Con un secondo motivo si deduce illogica e carente motivazione in ordine alla mancata applicazione di una pena inferiore; sarebbe stata adeguata la sola pena pecuniaria; la prevalenza delle circostanze attenuanti generiche - e non la loro concessione come ritenuto dalla Corte di appello - sarebbe stata giustificata dal l'imprudenza del lavoratore, dal fatto che esisteva un responsabile della sicurezza nella persona del l'ingegner (Omissis) e dalla una piramide organizzativa all'interno del gruppo industriale rappresentato dalla dal l'imputato, in relazione al quale non si puòl pretendere che l'amministratore unico risponda di tutto quanto avviene circa i 200 dipendenti.

Diritto



1. Il ricorso non merita accoglimento essendo stata correttamente accertata la responsabilità dell'mputato in relazione alla sua qualità di datore di lavoro.

L'incidente si è verificato in uno degli stabilimenti facenti capo alla (Omissis), essendosi i due dipendenti ivi recati per prendere le misure del vano in cui dovevano essere realizzate alcune finestre di un capannone in costruzione; per raggiungere l'altezza del vano i due utilizzavano un trabattello in alluminio, che trovavano sul posto e che, come si è detto, era privo di protezione sul lato più lungo, prospiciente l'esterno, che non era fornito di parapetto e tavola fermapiede; risulta dalla sentenza di primo grado, come noto integrativa di quella di appello, che il trabattello non era neppure ben bloccato, come avrebbe dovuto essere, per impedirne il movimento.

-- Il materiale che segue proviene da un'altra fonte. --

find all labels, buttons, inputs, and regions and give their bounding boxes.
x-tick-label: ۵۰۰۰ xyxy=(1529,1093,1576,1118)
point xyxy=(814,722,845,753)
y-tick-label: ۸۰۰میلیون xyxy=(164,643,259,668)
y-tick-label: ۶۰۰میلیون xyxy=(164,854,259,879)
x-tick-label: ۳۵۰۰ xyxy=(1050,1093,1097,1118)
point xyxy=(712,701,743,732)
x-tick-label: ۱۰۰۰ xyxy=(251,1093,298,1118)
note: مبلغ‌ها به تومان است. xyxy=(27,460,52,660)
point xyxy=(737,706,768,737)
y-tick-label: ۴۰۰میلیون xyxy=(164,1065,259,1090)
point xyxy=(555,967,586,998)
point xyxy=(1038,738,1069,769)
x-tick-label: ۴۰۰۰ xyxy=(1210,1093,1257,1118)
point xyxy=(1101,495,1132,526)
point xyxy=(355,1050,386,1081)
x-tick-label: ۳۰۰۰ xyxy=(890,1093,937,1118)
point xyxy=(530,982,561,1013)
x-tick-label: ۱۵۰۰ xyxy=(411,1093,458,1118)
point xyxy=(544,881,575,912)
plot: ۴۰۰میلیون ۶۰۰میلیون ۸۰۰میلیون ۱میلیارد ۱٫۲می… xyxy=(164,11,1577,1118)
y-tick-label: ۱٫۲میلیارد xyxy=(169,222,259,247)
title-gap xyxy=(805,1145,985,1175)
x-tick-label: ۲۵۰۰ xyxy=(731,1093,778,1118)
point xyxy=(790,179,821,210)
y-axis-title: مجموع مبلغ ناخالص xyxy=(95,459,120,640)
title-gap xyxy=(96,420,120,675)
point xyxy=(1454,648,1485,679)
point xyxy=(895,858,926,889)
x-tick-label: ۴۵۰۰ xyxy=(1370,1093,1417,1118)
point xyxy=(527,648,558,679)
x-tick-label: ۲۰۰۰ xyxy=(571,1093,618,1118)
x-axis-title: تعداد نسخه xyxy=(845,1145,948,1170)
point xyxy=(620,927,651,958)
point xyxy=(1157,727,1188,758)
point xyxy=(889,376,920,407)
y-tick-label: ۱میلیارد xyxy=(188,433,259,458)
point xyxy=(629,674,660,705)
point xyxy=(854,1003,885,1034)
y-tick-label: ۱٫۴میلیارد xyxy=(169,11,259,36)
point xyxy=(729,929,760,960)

Ciò è stato accertato dai giudici di merito, correttamente indicato in motivazione, e non può essere contestato come si vorrebbe fare con il presente ricorso.

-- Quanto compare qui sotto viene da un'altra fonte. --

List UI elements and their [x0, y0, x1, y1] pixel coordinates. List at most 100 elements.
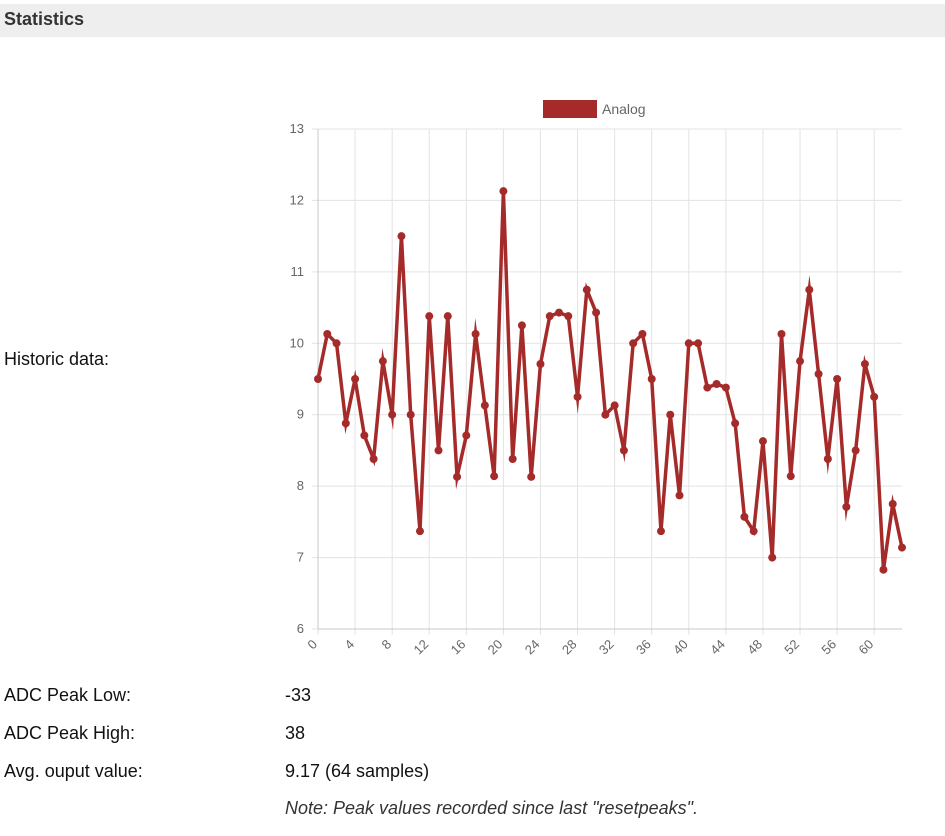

Neppure giova al ricorrente invocare la colpa dell'infortunato sostenendo che era suo compito montare regolarmente il trabattello prima di utilizzarlo. Come si è detto, il (Omissis) e il suo compagno si sono recati in un altro stabilimento e hanno utilizzato per il lavoro che dovevano compiere i mezzi ivi esistenti, cioè il trabattello in questione che avrebbe dovuto presentare tutti i requisiti di sicurezza di tali mezzi di lavoro e pertanto anche quello della stabilità e dell'essere dotato di ripari su tutti i lati per evitare le cadute accidentali.

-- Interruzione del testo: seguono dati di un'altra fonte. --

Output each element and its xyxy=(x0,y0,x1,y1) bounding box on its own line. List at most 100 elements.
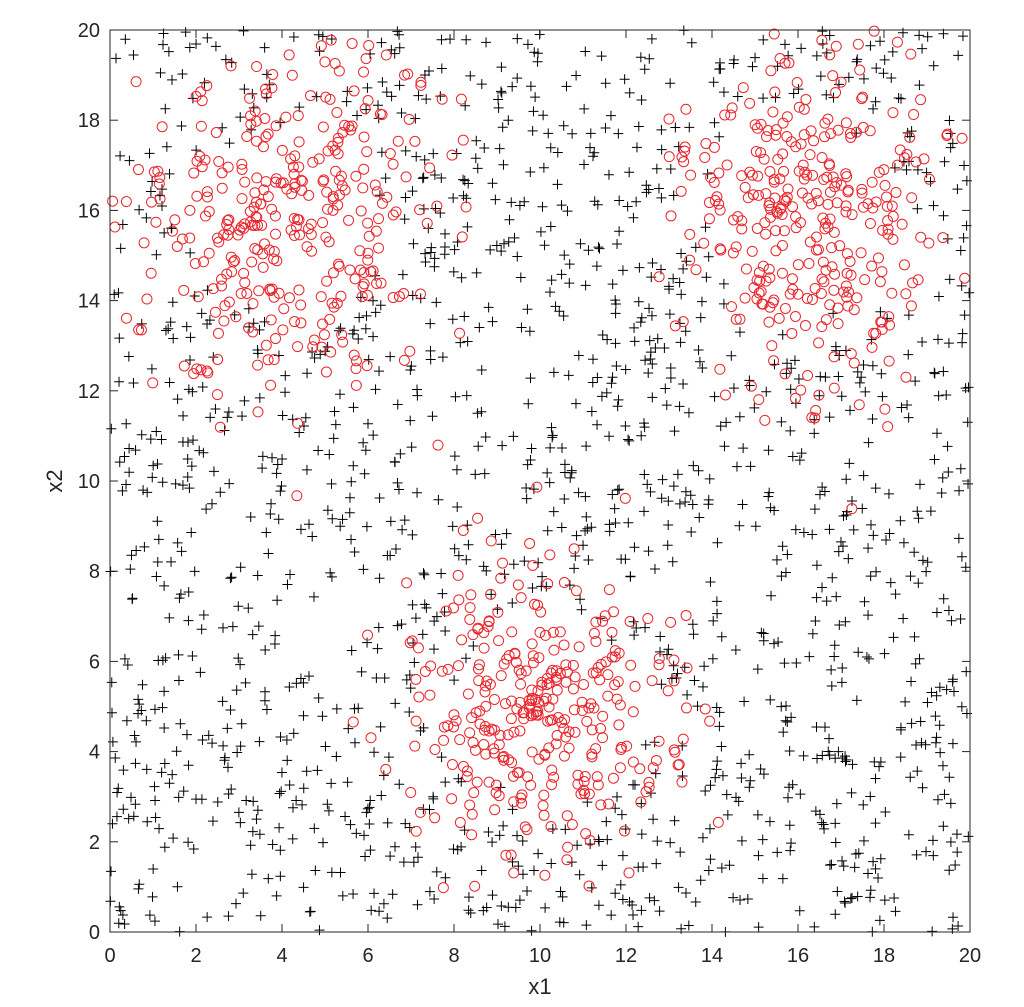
circle-point xyxy=(358,267,370,279)
plus-point xyxy=(712,537,723,548)
plus-point xyxy=(824,412,835,423)
plus-point xyxy=(346,476,357,487)
circle-point xyxy=(768,176,780,188)
plus-point xyxy=(610,338,621,349)
plus-point xyxy=(217,696,228,707)
plus-point xyxy=(346,645,357,656)
circle-point xyxy=(826,242,838,254)
plus-point xyxy=(406,442,417,453)
plus-point xyxy=(605,110,616,121)
plus-point xyxy=(130,445,141,456)
plus-point xyxy=(501,528,512,539)
plus-point xyxy=(607,372,618,383)
plus-point xyxy=(628,910,639,921)
plus-point xyxy=(764,816,775,827)
circle-point xyxy=(252,359,264,371)
plus-point xyxy=(184,42,195,53)
plus-point xyxy=(497,122,508,133)
circle-point xyxy=(508,796,520,808)
plus-point xyxy=(943,467,954,478)
circle-point xyxy=(429,744,441,756)
plus-point xyxy=(905,571,916,582)
circle-point xyxy=(806,294,818,306)
plus-point xyxy=(711,596,722,607)
plus-point xyxy=(570,398,581,409)
plus-point xyxy=(498,820,509,831)
plus-point xyxy=(129,730,140,741)
circle-point xyxy=(526,638,538,650)
plus-point xyxy=(647,257,658,268)
circle-point xyxy=(201,186,213,198)
plus-point xyxy=(947,738,958,749)
plus-point xyxy=(481,902,492,913)
circle-point xyxy=(802,192,814,204)
circle-point xyxy=(472,623,484,635)
plus-point xyxy=(165,317,176,328)
circle-point xyxy=(363,40,375,52)
plus-point xyxy=(498,159,509,170)
circle-point xyxy=(257,141,269,153)
plus-point xyxy=(220,54,231,65)
circle-point xyxy=(755,147,767,159)
plus-point xyxy=(695,312,706,323)
plus-point xyxy=(906,126,917,137)
plus-point xyxy=(483,302,494,313)
plus-point xyxy=(159,686,170,697)
plus-point xyxy=(829,651,840,662)
plus-point xyxy=(665,164,676,175)
plus-point xyxy=(347,328,358,339)
plus-point xyxy=(390,698,401,709)
plus-point xyxy=(559,494,570,505)
circle-point xyxy=(550,671,562,683)
circle-point xyxy=(551,684,563,696)
circle-point xyxy=(316,341,328,353)
plus-point xyxy=(429,253,440,264)
circle-point xyxy=(663,113,675,125)
plus-point xyxy=(239,84,250,95)
plus-point xyxy=(933,334,944,345)
plus-point xyxy=(728,892,739,903)
plus-point xyxy=(898,613,909,624)
circle-point xyxy=(625,659,637,671)
plus-point xyxy=(389,456,400,467)
circle-point xyxy=(727,247,739,259)
circle-point xyxy=(719,389,731,401)
circle-point xyxy=(746,169,758,181)
plus-point xyxy=(231,898,242,909)
circle-point xyxy=(404,345,416,357)
circle-point xyxy=(236,193,248,205)
plus-point xyxy=(456,272,467,283)
plus-point xyxy=(873,873,884,884)
circle-point xyxy=(801,292,813,304)
circle-point xyxy=(578,776,590,788)
plus-point xyxy=(606,635,617,646)
plus-point xyxy=(821,89,832,100)
plus-point xyxy=(686,37,697,48)
circle-point xyxy=(424,689,436,701)
circle-point xyxy=(266,82,278,94)
plus-point xyxy=(833,546,844,557)
plus-point xyxy=(744,375,755,386)
circle-point xyxy=(457,134,469,146)
circle-point xyxy=(755,118,767,130)
plus-point xyxy=(419,69,430,80)
circle-point xyxy=(488,693,500,705)
plus-point xyxy=(931,732,942,743)
circle-point xyxy=(207,283,219,295)
plus-point xyxy=(565,472,576,483)
plus-point xyxy=(163,46,174,57)
plus-point xyxy=(288,802,298,813)
plus-point xyxy=(700,222,711,233)
circle-point xyxy=(580,828,592,840)
plus-point xyxy=(655,646,666,657)
plus-point xyxy=(646,33,657,44)
circle-point xyxy=(575,788,587,800)
circle-point xyxy=(768,355,780,367)
circle-point xyxy=(263,244,275,256)
plus-point xyxy=(528,106,539,117)
circle-point xyxy=(236,163,248,175)
plus-point xyxy=(369,747,380,758)
circle-point xyxy=(550,665,562,677)
plus-point xyxy=(937,760,948,771)
plus-point xyxy=(378,898,389,909)
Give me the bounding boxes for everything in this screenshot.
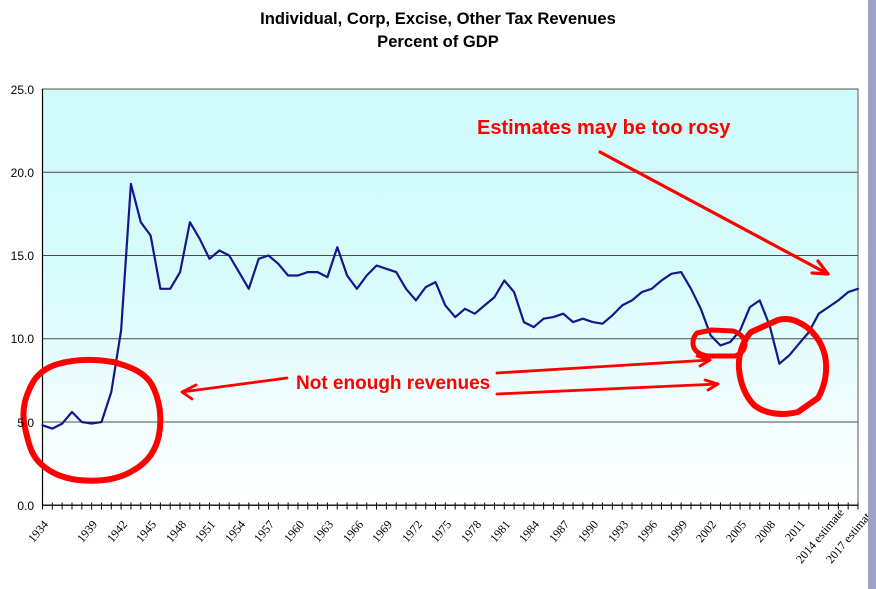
svg-text:Not enough revenues: Not enough revenues bbox=[296, 373, 490, 394]
svg-text:Estimates may be too rosy: Estimates may be too rosy bbox=[477, 117, 731, 139]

Rientra nella responsabilità del datore di lavoro fornire al dipendente i mezzi necessari allo svolgimento del l'attività lavorativa e tale principio vale anche nella specifica situazione considerata, non giovando al ricorrente invocare le dimensioni dell'azienda. Anche di recente (sez. 3 18.3.2009 n. 26344 rv. 244373) è stato ribadito che il datore di lavoro, quale responsabile della sicurezza, ha l'obbligo di mantenere in buono stato di conservazione i mezzi di protezione messi a disposizione dei lavoratori e di sorvegliare che l'idoneità di detti mezzi persista nel tempo.

L'imprenditore può sollevarsi delle proprie responsabilità con lo strumento della delega, che nella specie non ha ritenuto utilizzare. La circostanza che fosse stato redatto il POS e nominato il responsabile del servizio di prevenzione non fa venire meno la posizione di garanzia del datore di lavoro, che si affianca alle altre.

Neppure puòl invocarsi la colpa del l'infortunato essendo al riguardo sufficiente ricordare che secondo un principio assolutamente consolidato della giurisprudenza di legittimità (v. di recente sezione 4 14.12.2010 n. 5005) il datore di lavoro è responsabile anche degli infortuni ascrivibili a imperizia, negligenza ed imprudenza del lavoratore, salvo i casi della assoluta abnormità del comportamento di quest'ultimo, ipotesi che nella specie davvero non ricorre.

2 Conclusivamente i ricorso deve essere rigettato con condanna del ricorrente ai pagamento delle spese processuali.

P.Q.M.



Rigetta il ricorso e condanna il ricorrente al pagamento delle spese processuali.